Tool and die, injection mold making and precision machine shops use a huge variety of end mills to cut the many tooling components they need. Some of the special end mills, such as tapered end mills, corner rounding, diamond coated, roughing and single flute play a very important role in the process.
The more common cutters, such as indexable end mills, face mills, slotting cutters, solid carbide end mills, and insert cutters do the bulk of the work in a typical tool shop, but these tapered end mills have a very important place as well.
In the past, before the days of CNC machining centers, the tapered end mill was responsible for adding draft to molding surfaces and relieving fitted blocks. Most mold core and cavity finish work is either done in the sinker EDM, wire EDM or high speed milling machine. Nevertheless, many shops use tapered end mills because they are quick, reliable and easy to use.
Corner rounding cutters are similar. Used to be that all the blocks had a radius at the corner to fit into the mold plate pocket. Most blocks are cut on the CNC, such as a Deckel-Maho HSC 20, HSC 55,or HSC 75 5 Axis machining center.
Many other machine tool manufacturers produce high quality machines for the trades, including Makino, Sodick, Mitsubishi, Haas, and Droop and Rein. The tapered end mills play an important role , along with the conventional carbide cutters.
Yet the corner rounding tool still gets plenty of use in many shops around the world. Often it is much faster to simply mount the block in a vise and mill the corner, rather than create a CAD file, create a CAM file, set it up, program it and finally cut it.
Mold repair is a good example of using these special cutters. Many times the toolmakers must make a single flute end mill to do some delicate work in a core or cavity. The Deckel grinder SO is very common and useful for these one-of-a-kind operations.
These tools used to be very common and every toolmaker had a little box of tapered end mills, radiused, bull-nosed, and sometimes unknown geometries. These came in very handy for cutting the details required, but those days are long gone, thankfully.
Roughing cutters have largely gone the way of the other specialties, yet they still have a role to play. The old corn cob type could certainly do some serious cutting on the Bridgeport, with the operator cranking away, coolant bottle in hand. Many pockets and insert blocks were roughed out this way, and many guys had little red marks all over their hands and arms to prove it.
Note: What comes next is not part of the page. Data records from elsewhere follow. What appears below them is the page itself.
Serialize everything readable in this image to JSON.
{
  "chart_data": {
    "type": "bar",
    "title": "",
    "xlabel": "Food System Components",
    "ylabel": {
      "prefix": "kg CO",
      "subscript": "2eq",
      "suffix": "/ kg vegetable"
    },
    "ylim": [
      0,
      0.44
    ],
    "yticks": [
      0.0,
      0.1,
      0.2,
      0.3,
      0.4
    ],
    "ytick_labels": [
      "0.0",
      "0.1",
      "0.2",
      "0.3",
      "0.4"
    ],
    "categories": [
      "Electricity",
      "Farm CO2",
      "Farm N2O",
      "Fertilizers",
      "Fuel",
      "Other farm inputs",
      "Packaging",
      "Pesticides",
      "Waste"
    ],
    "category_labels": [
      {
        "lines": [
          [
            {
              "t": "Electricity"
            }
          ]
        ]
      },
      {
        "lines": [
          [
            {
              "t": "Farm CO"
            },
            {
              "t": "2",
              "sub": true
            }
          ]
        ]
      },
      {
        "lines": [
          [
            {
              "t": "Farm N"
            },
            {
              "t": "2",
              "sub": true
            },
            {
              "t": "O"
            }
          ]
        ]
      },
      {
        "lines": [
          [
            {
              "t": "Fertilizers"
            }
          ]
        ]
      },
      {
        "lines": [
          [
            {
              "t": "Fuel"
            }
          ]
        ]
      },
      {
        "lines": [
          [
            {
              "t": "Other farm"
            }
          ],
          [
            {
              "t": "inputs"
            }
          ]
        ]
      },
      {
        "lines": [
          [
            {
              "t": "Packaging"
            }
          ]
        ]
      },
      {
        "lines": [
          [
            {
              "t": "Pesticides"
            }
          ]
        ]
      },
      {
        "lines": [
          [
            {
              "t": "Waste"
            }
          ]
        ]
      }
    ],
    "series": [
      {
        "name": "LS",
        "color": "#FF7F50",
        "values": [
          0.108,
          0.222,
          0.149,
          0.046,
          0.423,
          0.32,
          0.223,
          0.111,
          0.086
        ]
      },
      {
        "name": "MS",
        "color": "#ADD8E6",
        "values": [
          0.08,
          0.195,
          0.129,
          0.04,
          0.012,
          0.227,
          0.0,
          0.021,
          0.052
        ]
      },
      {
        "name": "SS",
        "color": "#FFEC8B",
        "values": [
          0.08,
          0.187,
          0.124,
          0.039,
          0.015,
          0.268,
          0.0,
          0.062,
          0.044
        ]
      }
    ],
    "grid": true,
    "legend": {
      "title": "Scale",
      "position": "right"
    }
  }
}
Today’s roughing cutters are largely carbide insert cutters. Companies such as Iscar, Ingersoll, Sandvik and Kennametal all carry extensive lines of these amazing beasts. Some have dozens of inserts placed in strategic locations to maximize metal removal rates.
Diamond coated tapered end mills are amazing in their ability to cut very difficult hardened steels, such as D-2 and H-13. The speed and feeds, as well as the dimensional accuracies and surface finishes are astounding. For high speed machining operations, this is a common choice of tooling.